The title of John Mellencamp's fifteenth album is his name, which is a way of signifying that it's both a self-portrait and a career plateau-cum-new beginning. Mellencamp strikes a balanced middle ground between his origins as a straightforward Midwestern rocker and his later compulsion (à la Neil Young) to chase less-commercial tangents. His first album for Columbia after a long stint at Mercury, John Mellencamp is a sharp, coherent summary of musical strengths and lyrical themes. As David Bowie did with Major Tom on the "Space Oddity" sequel, "Ashes to Ashes," Mellencamp updates the lives of his best-known characters, Jack and Diane, in "Eden Is Burning." While the song's guitar-fueled hooks and spacious arrangement may sound familiar, its moody, minor-keyed complexion reveals sepulchral doubts — "How could I have been so wrong about you?" — while the very world outside goes up in flames. Streaked with darkhued slashes from Miriam Sturm's violin, "Fruit Trader" reprises the biblical parable of Cain and Abel (last referenced on "Brothers," from Dance Naked) to voice a bleak plaint about the conflict-ridden modern world: "We're just yellin' in the dark/We're just pissin' in the wind."

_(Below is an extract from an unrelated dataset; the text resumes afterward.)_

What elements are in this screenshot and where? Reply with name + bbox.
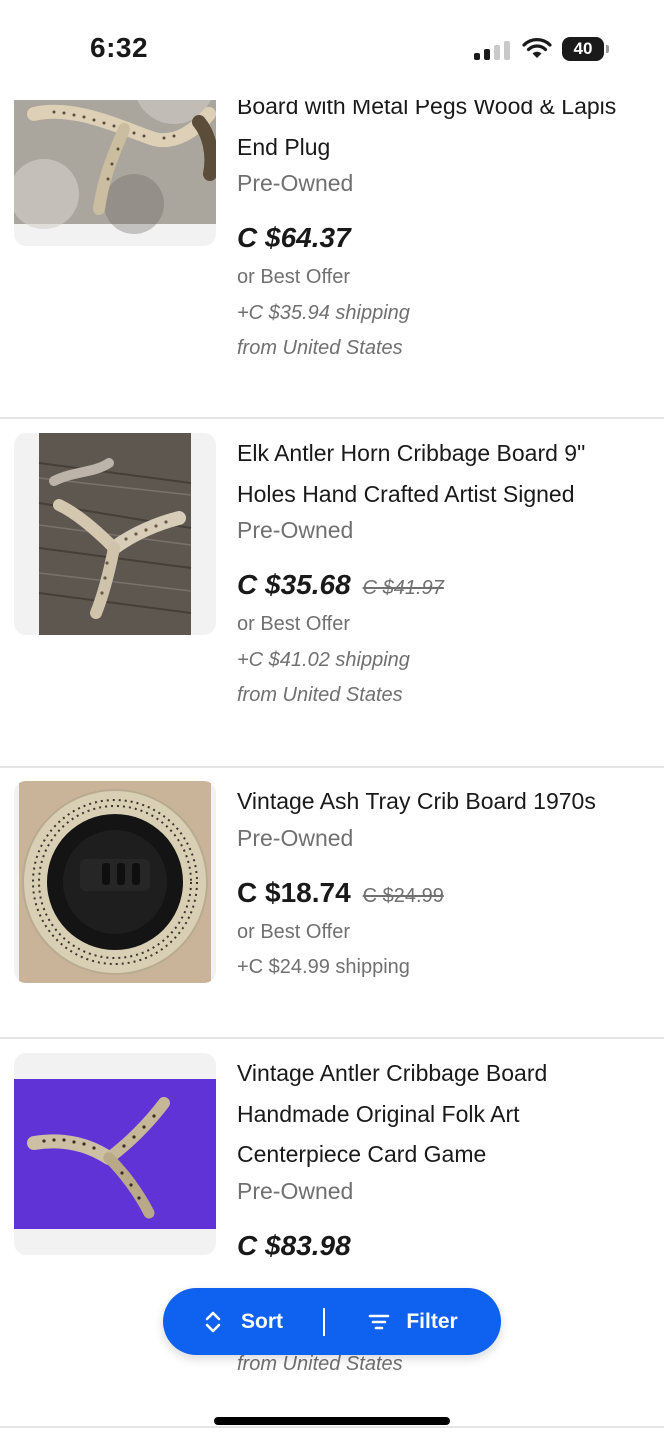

If any one theme dominates, it's the need for moral authority to save us from ourselves. This issue is addressed forthrightly on "Your Life Is Now," a heartfelt plea set to one of Mellencamp's most unabashedly lovely melodies. Even with a hip-hop sample and eclectic touches flecked into the mix here and there, the album's overall tone is remarkably consistent. Only toward the end of the disc does the thread break, as Mellencamp indulges a few ersatz side trips — a jivey slab of hip-hop funk ("Break Me Off Some") and a mildly diverting, Donovan-esque, Sixties-retro novelty ("Summer of Love") — that might best have been saved as B-side curiosities. Otherwise, John Mellencamp is a rock-solid piece of work from a feisty heartland artiste who is not merely coasting on the past.